There is a growing mistrust of the media in the United States. Never before has the American public felt as if they were mere pawns to some hidden agenda. Proof of such distrust is apparent by the accolades thrown at Presidential Candidate Donald Trump when he called a member of the media “sleazy”. It has long been suspected that ad agencies use hidden arrangements with businesses to increase their profits by unwittingly swaying the public, but now the allegations are being extended to the US media.

Leading the charge is the ANA, who represents such giants as Coca-Cola, General Motors, AT&T and Procter & Gamble. Their investigation found that as many as four-fifths of ad placements are based on undisclosed dealings that the clients are completely unaware of. The Association of National Advertisers recent report lends credence to the notion that media companies are being awarded rebates of various sorts due to undisclosed dealings with parent companies.

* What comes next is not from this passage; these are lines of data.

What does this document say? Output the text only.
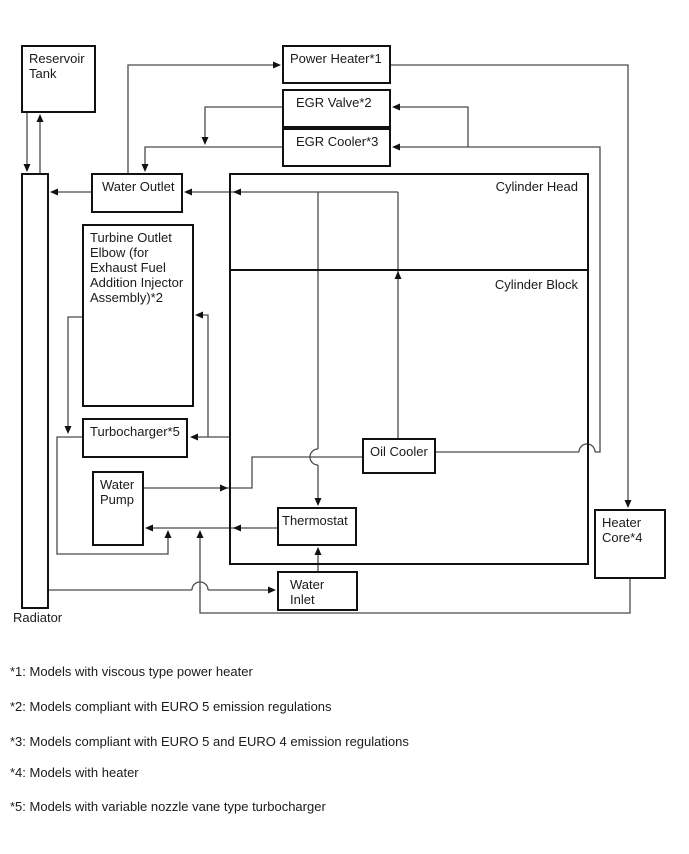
Cylinder Head
Cylinder Block
Reservoir Tank
Power Heater*1
EGR Valve*2
EGR Cooler*3
Water Outlet
Turbine Outlet Elbow (for Exhaust Fuel Addition Injector Assembly)*2
Turbocharger*5
Water Pump
Oil Cooler
Thermostat
Water Inlet
Heater Core*4
Radiator
*1: Models with viscous type power heater
*2: Models compliant with EURO 5 emission regulations
*3: Models compliant with EURO 5 and EURO 4 emission regulations
*4: Models with heater
*5: Models with variable nozzle vane type turbocharger
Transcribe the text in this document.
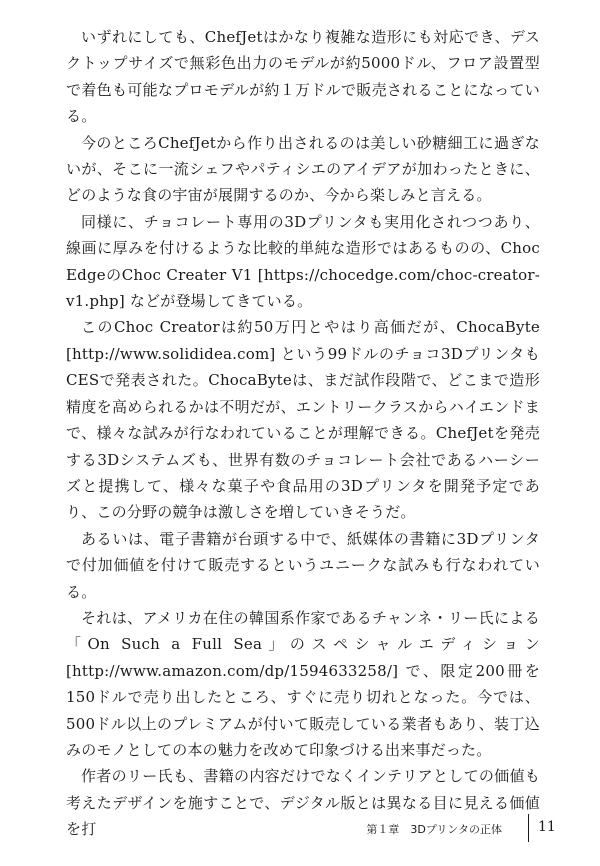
いずれにしても、ChefJetはかなり複雑な造形にも対応でき、デスクトップサイズで無彩色出力のモデルが約5000ドル、フロア設置型で着色も可能なプロモデルが約１万ドルで販売されることになっている。

今のところChefJetから作り出されるのは美しい砂糖細工に過ぎないが、そこに一流シェフやパティシエのアイデアが加わったときに、どのような食の宇宙が展開するのか、今から楽しみと言える。

同様に、チョコレート専用の3Dプリンタも実用化されつつあり、線画に厚みを付けるような比較的単純な造形ではあるものの、Choc EdgeのChoc Creater V1 [https://chocedge.com/choc-creator-v1.php] などが登場してきている。

このChoc Creatorは約50万円とやはり高価だが、ChocaByte [http://www.solididea.com] という99ドルのチョコ3DプリンタもCESで発表された。ChocaByteは、まだ試作段階で、どこまで造形精度を高められるかは不明だが、エントリークラスからハイエンドまで、様々な試みが行なわれていることが理解できる。ChefJetを発売する3Dシステムズも、世界有数のチョコレート会社であるハーシーズと提携して、様々な菓子や食品用の3Dプリンタを開発予定であり、この分野の競争は激しさを増していきそうだ。

あるいは、電子書籍が台頭する中で、紙媒体の書籍に3Dプリンタで付加価値を付けて販売するというユニークな試みも行なわれている。

それは、アメリカ在住の韓国系作家であるチャンネ・リー氏による「On Such a Full Sea」のスペシャルエディション [http://www.amazon.com/dp/1594633258/] で、限定200冊を150ドルで売り出したところ、すぐに売り切れとなった。今では、500ドル以上のプレミアムが付いて販売している業者もあり、装丁込みのモノとしての本の魅力を改めて印象づける出来事だった。

作者のリー氏も、書籍の内容だけでなくインテリアとしての価値も考えたデザインを施すことで、デジタル版とは異なる目に見える価値を打	第１章　3Dプリンタの正体	11
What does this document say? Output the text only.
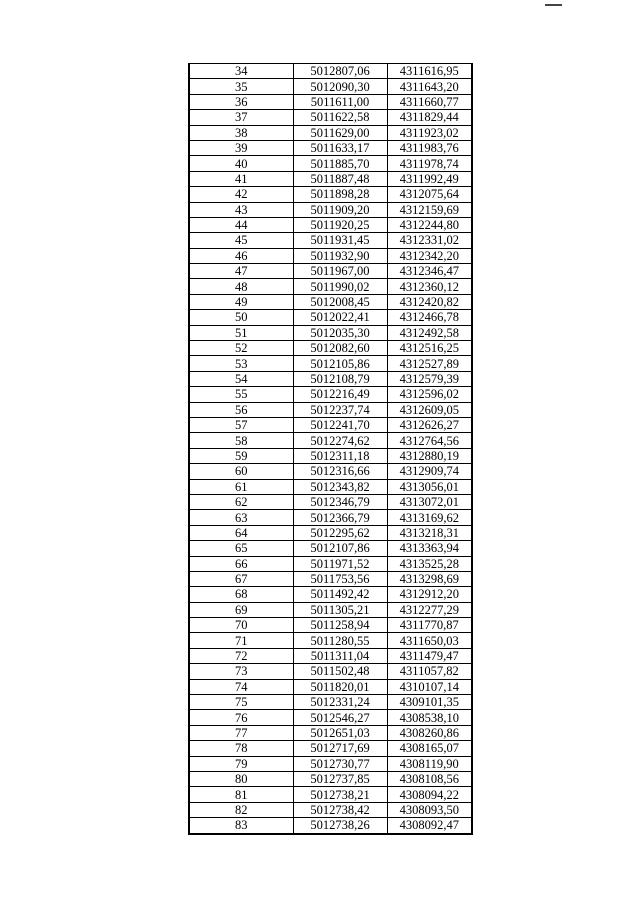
34	5012807,06	4311616,95
35	5012090,30	4311643,20
36	5011611,00	4311660,77
37	5011622,58	4311829,44
38	5011629,00	4311923,02
39	5011633,17	4311983,76
40	5011885,70	4311978,74
41	5011887,48	4311992,49
42	5011898,28	4312075,64
43	5011909,20	4312159,69
44	5011920,25	4312244,80
45	5011931,45	4312331,02
46	5011932,90	4312342,20
47	5011967,00	4312346,47
48	5011990,02	4312360,12
49	5012008,45	4312420,82
50	5012022,41	4312466,78
51	5012035,30	4312492,58
52	5012082,60	4312516,25
53	5012105,86	4312527,89
54	5012108,79	4312579,39
55	5012216,49	4312596,02
56	5012237,74	4312609,05
57	5012241,70	4312626,27
58	5012274,62	4312764,56
59	5012311,18	4312880,19
60	5012316,66	4312909,74
61	5012343,82	4313056,01
62	5012346,79	4313072,01
63	5012366,79	4313169,62
64	5012295,62	4313218,31
65	5012107,86	4313363,94
66	5011971,52	4313525,28
67	5011753,56	4313298,69
68	5011492,42	4312912,20
69	5011305,21	4312277,29
70	5011258,94	4311770,87
71	5011280,55	4311650,03
72	5011311,04	4311479,47
73	5011502,48	4311057,82
74	5011820,01	4310107,14
75	5012331,24	4309101,35
76	5012546,27	4308538,10
77	5012651,03	4308260,86
78	5012717,69	4308165,07
79	5012730,77	4308119,90
80	5012737,85	4308108,56
81	5012738,21	4308094,22
82	5012738,42	4308093,50
83	5012738,26	4308092,47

What that means for the average American citizen is that the media may be nothing more than propaganda of the worst sort. The alleged secret hidden agendas are said to persuade agencies to spend their client’s money according to their interest only. Benefiting the ad agencies to the detriment of the clients they serve, many companies are calling for more investigative probes into the practices of ad agencies. The biggest problem plaguing the ad agencies is that there are no standards of ethics or controls. Allowed to operate pretty much rogue as they see fit, no wonder that solicited deals and payoffs are the norms in the industry. What it is leading to is widespread overcharging of clients and anti-competitive practices being perpetrated on companies from small time to Fortune 500. Although legal, rebates are a way that ad agencies entice consumers to monopolise their marketing and advertising. Promising that the more they use a specific ad agency, the more free ads and discounts they will receive, many companies will give them free reign to make decisions for the company’s overall marketing scheme.

Until now, most companies had no idea that the exposure they were gaining had nothing to do with the betterment of their marketing strategy. It is more based on secret agendas, hidden alliances and monopolising of the ad agencies and media guided by parent companies. What the ad agencies are practising is somewhat equal to the notion of insider trading or monopoly pricing tactics of other industries. The problem is that without any standards of conduct or governing agencies to oversee what goes on behind closed doors, it will likely run rampant until someone cries foul. For now, that means that are not only companies being manipulated but also the American public. Being swayed by the monopolisation of huge conglomerates, not only in monetary value but ideology, you have to start to wonder how much the land of the free is truly free, especially when it comes to freedom of free thinking.